This year’s Lamu Arts Festival had a myriad of artistic attractions. Running from February 21 to 24, the four-day festival, was technically the third, but Lamu has been holding international arts fêtes since 2011 when the first Lamu Painters Festival was held and painters came from as far as Europe.
This year’s festival, endorsed by the county Ministry of Tourism and Culture, was coordinated by Rachel Feiler of Diamond Beach Resort and Herbert Menzer who is the patron of the arts festivals since 2011.
Meanwhile, there were visual arts exhibitions galore all around the island, some held in galleries, others in the open air but all attracting crowds of both locals and international visitors who had come to Lamu.
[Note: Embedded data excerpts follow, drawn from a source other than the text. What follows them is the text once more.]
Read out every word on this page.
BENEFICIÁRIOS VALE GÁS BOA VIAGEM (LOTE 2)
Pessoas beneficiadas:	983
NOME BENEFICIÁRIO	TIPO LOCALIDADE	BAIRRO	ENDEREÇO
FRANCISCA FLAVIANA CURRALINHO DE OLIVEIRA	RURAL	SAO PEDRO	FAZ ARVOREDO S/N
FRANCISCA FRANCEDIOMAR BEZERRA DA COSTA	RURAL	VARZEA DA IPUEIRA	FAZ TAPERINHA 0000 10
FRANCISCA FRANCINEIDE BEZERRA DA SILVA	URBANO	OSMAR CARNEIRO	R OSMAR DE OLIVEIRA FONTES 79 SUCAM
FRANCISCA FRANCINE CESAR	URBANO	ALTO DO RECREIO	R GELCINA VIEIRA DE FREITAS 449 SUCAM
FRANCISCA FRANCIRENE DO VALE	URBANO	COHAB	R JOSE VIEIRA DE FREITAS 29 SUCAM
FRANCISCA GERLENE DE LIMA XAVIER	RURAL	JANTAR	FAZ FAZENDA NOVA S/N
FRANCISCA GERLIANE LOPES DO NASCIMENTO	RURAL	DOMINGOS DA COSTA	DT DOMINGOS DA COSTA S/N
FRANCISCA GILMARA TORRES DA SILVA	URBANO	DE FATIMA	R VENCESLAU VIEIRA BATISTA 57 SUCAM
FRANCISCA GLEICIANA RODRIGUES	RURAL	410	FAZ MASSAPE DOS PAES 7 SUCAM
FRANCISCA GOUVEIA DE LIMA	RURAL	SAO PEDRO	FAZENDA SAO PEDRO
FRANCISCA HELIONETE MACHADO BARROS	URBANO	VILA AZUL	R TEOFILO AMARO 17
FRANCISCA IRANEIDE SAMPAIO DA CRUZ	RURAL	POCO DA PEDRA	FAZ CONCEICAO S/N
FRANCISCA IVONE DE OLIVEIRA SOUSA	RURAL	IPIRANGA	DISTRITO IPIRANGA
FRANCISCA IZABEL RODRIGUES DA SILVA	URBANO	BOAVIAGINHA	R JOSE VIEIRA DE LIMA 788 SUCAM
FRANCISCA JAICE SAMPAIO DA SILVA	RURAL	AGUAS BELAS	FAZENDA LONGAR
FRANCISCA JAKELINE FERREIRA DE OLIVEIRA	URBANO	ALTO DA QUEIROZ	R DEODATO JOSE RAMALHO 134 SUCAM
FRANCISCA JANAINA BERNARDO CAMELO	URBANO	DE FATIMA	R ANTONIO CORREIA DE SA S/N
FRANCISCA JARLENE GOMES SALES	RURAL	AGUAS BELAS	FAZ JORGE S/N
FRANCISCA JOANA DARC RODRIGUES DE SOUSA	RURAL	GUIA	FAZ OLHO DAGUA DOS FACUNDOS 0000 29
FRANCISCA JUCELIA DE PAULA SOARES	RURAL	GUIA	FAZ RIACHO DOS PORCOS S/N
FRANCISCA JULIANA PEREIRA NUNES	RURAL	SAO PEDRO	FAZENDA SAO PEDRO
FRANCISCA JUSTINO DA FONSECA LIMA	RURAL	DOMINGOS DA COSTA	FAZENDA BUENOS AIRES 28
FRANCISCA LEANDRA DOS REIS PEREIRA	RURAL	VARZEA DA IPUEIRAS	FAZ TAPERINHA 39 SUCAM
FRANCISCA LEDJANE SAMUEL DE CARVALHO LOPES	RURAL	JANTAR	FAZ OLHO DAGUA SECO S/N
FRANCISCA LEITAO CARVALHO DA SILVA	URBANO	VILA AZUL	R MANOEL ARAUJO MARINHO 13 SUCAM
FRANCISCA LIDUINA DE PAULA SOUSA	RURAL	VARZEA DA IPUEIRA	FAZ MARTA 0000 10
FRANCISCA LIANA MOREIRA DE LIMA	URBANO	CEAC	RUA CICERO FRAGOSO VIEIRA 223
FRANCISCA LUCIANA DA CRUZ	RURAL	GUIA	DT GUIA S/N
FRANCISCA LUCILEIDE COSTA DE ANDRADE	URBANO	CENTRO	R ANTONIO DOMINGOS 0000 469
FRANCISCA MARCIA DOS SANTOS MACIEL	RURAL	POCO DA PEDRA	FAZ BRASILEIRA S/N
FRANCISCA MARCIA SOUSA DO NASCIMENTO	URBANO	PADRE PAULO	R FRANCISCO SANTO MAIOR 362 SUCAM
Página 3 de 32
For instance, at the Wildebeeste Workshop Gallery, Yony Waite held a solo exhibition of her paintings, prints and tapestries that amplified the beauty and diversity of the island. Baraka Gallery displayed paintings by Helen Feiler and photography by Corrie Wingate who also coordinates artist residencies at Anidan Orphanage on the island.
The exhibition was accompanied by a live performance of classical music by the Nairobi String Quartet who also performed at the star attraction of the festival, the World Premiere of the monumental ‘Maweni Carriers’ inside the courtyard of Lamu Fort.
There was art all over Lamu town and Shela village. For instance, in a tiny dress shop on the edge of Shela beach, a lovely ‘pop-up’ exhibition of hand-pressed mono-printed leaves by Portuguese artist Juliana Oliveira was held the night before the unveiling of Joachim Sauter’s eight majestic three-meter high African Mahogany wood sculptures at the fort.
But it was the eight Maweni carriers that held centre stage at this year’s arts festival. Developed out of an idea Herbert had after working with the carriers whose coral stones he has been using to build no less than six elegant Swahili-style homes, all equipped with modern amenities but retaining the feel of old Lamu.
Herbert had proposed the idea to Joachim who he had invited to the first painters festival. Initially, Joachim was hesitant even to come to Africa. But once he spent several weeks sculpting at Shela and then traveling across the bay to meet the Maweni carriers, he was deeply impressed with the work these men do.
By 2012, he was working on the first Maweni carrier which he sculpted at the harbour as a way of familiarising the men with the work that he did. That first one is still there at the harbour’s edge.
After that, Joachim has come every year to work with Herbert and the carriers.
“I’ve come for six weeks before Christmas and six weeks after,” says the Stuttgart-based sculptor who admits he wasn’t always easy persuading carriers to work with him.
Ultimately, he found seven men who agreed to be photographed, sketched and even to seat in Joachim’s studio so that he could sculpt finishing touches on each man’s face.
Joachim and Herbert had planned to première the seven sculptures in February this year and even booked with the National Museums of Kenya to exhibit in the Fort’s courtyard. But towards the end of 2018, Joachim was feeling the work was incomplete. In a dream, he says he remembered a woman carrying firewood. She made him think twice about having one carrier be a woman.
“One can’t really talk about Africa without speaking of the woman,” he says. Fortunately, his friend Achieng’ Andabwa volunteered herself to be his model.
So now, at Lamu Fort the one woman carrier stands at the centre of the courtyard surrounded by the other seven. It’s truly a tremendous feat, but not just because African mahogany is such a hard wood. It’s because what Joachim’s created is a magnificent ensemble of larger-than-life art.